The wait is over. The 8th Bangladesh Games is officially on. Eleven long years after the last edition was held, the country’s biggest sporting extravaganza kicked off yesterday evening, with Prime Minister Sheikh Hasina opening the colourful ceremony by putting her signature on the electronic board.
Some seven thousand athletes from 31 disciplines will fight for 346 gold, as many silver and 477 bronze medals at 27 separate venues over the next nine days.
The Opening ceremony got underway through the performances of orchestra teams from Bangladesh Army, Bangladesh Navy and Bangladesh Air Force. Video projections were made at the giant screen which depicted the big sporting events staged so far in the country.
The national anthem was played by ‘Surer Dhara’ who were joined by the performers of the Swadhin Bangle Betar Kendra. Athletes then entered the Big Bowl from both entrances before the oath was read out by the fastest athletes of the country, Nazmun Nahar Beauty and Mohan Khan.
The most exciting part was the torch lighting.
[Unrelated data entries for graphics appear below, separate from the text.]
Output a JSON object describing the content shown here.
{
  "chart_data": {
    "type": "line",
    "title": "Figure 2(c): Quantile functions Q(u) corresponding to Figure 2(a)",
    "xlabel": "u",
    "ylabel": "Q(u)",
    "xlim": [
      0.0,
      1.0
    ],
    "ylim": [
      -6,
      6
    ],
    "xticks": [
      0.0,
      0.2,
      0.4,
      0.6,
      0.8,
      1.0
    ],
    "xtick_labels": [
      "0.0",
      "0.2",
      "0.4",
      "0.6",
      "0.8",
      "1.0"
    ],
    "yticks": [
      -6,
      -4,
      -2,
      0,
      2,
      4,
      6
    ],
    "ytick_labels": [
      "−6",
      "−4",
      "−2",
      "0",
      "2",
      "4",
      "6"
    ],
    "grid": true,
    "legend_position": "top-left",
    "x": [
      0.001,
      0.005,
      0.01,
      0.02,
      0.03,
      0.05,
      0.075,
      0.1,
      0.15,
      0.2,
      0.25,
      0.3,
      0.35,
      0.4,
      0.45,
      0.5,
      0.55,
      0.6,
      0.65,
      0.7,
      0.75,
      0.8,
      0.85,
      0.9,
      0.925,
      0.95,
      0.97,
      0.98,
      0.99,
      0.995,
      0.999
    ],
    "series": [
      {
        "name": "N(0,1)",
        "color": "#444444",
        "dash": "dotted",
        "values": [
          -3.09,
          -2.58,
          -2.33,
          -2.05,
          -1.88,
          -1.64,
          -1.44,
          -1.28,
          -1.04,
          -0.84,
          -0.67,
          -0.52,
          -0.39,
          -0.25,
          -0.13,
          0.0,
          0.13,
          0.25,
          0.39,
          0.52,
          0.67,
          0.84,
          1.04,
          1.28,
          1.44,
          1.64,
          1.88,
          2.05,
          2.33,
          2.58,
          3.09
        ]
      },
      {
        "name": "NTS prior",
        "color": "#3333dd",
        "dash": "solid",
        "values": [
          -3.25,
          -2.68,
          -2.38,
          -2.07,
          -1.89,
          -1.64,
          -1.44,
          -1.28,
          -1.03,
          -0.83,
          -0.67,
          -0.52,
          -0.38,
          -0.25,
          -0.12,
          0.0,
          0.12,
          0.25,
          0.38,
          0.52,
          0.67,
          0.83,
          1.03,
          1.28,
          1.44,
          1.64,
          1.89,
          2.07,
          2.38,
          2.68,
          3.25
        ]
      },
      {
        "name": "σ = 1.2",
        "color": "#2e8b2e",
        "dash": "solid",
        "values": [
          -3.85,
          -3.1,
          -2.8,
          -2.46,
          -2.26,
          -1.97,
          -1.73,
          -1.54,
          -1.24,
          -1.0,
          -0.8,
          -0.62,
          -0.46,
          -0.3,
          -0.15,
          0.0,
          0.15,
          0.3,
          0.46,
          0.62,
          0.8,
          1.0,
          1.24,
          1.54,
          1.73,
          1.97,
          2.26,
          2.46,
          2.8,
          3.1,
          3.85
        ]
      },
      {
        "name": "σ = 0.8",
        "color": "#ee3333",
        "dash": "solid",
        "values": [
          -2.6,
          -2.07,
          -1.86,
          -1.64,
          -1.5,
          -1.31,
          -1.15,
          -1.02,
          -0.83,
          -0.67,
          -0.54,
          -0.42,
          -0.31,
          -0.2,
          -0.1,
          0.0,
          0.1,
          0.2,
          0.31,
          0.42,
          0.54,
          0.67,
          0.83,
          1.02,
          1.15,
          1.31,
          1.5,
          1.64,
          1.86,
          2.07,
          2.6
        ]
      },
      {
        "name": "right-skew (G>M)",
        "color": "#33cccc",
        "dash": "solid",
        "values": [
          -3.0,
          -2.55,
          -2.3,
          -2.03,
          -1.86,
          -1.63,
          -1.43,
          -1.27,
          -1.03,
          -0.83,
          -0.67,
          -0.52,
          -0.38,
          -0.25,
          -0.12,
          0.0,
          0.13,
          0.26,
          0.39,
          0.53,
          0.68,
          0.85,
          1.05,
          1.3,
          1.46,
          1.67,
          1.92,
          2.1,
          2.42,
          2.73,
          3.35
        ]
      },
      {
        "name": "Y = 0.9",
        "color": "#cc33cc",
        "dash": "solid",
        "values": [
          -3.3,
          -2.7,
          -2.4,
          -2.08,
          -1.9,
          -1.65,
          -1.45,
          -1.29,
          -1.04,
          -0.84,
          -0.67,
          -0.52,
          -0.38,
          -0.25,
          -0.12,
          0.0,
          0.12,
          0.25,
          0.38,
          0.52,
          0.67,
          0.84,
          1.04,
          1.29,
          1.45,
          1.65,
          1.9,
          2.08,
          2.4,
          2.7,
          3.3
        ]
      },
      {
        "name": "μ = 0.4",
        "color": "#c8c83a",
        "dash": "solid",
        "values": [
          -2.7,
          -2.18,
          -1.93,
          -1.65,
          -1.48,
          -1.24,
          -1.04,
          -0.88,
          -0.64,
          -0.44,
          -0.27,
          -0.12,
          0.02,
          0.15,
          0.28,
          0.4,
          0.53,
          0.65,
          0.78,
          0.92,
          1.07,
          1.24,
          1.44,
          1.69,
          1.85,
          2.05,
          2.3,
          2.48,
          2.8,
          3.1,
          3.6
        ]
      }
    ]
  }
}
The Games torch, which started its journey on Thursday from the National Martyrs’ Mausoleum in Savar, was carried inside the stadium by noted sports personalities – Rafiqul Islam, Shamima Sattar Mimu, Sheikh Mohammad Aslam and Sabrina Sultana – by turns before they handed it over to Jummon Lusai, the legendary football and hockey player, who lit a symbolic torch on the stage in the middle, which lit up fire balls and those balls shoot themselves automatically into the big torch at the north side of the stadium. A fountain of flames overflowed the pedestal of the torch as soon as it was lit.
The cultural show consisted of a few segments including the depiction of rural Bangladesh through song and dance, the cultural heritage of the country and a theme song of the Games.
Fireworks were the order of the day. There were intermittent fireworks, of different sorts, throughout the program and at the end of it. Five minutes of nonstop fireworks, from all corners of the stadium called an end to the night of celebration. But there will be more of it, come the closing ceremony on April 28.